1 thought on “How to buy gold in a bank”

  1. Investors buy gold in the bank, through the following ways:
    . The gold trading in the account of the precious metal in the account is similar to the futures transaction method. Essence Generally, the US dollar gold (exchange) and USD funds (banknotes) are generally purchased. It is expressed in the US dollar / ounce. The minimum trading unit is 0.1 ounces. When performing short operation, investors need to transfer funds to the deposit account. Use the funds in the deposit account for the transaction.
    . The accumulation of gold
    The golden accumulation is similar to the fund's fixed investment operation. Investors need to set the accumulation amount, the accumulation period, select the accumulation cycle, and buy automatically. Once the accumulation plan is set, the accumulation amount can be frozen from the investor's capital account, and the accumulation plan will be implemented from the next trading day.
    . Paper gold
    Paper gold is a kind of bookkeeping gold, which is linked to the price of spot gold (London gold), and adopts a 24 -hour uninterrupted transaction model. The trend is basically the same as the spot gold trend. Investors can buy at CCB's mobile banking or go to the bank counter.
    This has the following characteristics: one -way transaction, that is, investors can only do more; no leverage; cannot be replaced with physical objects; paper gold adopts T 0 delivery method.
    [Extended information]
    Gold spot investment, also known as gold spot transactions.
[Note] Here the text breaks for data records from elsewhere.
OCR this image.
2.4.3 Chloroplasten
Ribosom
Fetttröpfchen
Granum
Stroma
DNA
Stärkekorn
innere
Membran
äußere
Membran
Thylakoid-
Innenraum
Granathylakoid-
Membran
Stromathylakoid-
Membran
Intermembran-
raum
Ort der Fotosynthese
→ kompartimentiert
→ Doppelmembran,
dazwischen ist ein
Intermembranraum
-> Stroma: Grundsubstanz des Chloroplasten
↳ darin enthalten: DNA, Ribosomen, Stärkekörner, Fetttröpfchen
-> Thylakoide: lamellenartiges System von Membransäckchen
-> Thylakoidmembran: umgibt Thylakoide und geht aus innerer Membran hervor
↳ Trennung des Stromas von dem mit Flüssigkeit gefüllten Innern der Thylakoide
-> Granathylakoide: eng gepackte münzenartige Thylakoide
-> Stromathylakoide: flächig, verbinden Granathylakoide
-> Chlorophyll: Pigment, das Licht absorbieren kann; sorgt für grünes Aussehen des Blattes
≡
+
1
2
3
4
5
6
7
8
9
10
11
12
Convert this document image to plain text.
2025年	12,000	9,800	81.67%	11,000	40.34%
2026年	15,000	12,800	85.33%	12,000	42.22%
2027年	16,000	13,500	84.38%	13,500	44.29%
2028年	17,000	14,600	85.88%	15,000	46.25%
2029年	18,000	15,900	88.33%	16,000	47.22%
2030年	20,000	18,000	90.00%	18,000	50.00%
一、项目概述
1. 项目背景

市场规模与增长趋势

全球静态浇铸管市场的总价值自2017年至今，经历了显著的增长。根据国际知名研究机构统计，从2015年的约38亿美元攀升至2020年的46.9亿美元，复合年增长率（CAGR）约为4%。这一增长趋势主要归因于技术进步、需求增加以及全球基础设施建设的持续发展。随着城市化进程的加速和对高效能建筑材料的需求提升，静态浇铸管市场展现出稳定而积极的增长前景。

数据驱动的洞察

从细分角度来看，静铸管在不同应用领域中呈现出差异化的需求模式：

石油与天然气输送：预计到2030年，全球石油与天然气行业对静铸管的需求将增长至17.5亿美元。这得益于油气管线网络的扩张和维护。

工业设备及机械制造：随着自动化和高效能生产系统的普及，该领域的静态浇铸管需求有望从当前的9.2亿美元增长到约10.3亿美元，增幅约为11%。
In popular terms, it is to buy and sell with the rise and fall of the gold price, and obtain profits from the difference.
    Gold spot investment transactions include golden solid gold transactions, paper gold transactions, gold futures transactions, leveraged spot gold transactions. At present, the most popular and profitable on the market is the fourth transaction -leverage gold spot transaction.
    The leverage gold spot transaction refers to the use of contract -based gold spot transactions using the principle of leverage. Simply put, it is a deposit transaction. So what is a deposit transaction? For example: a 10 -dollar stone, you can own and use it with a deposit of 1 yuan, so that if you have 10 yuan, you can have 10 ten dollars of stones. 1 yuan, turning into 11 yuan, you sell them so that you make 10 yuan purely. The deposit transaction is to use this leverage principle to work with money.
    Gold -gold spot transactions are leveraged investment methods based on the real -time market of the international gold market. Two -way transactions means that investors can buy gold to rise or buy gold to fall. In this way, no matter how the gold price trends, investors always have more opportunities to make a profit. At the same time, the investment uses T 0 trading method, which is more flexible than stocks. Coupled with the use of online trading platforms to achieve convenient, fast and accurate transactions in time.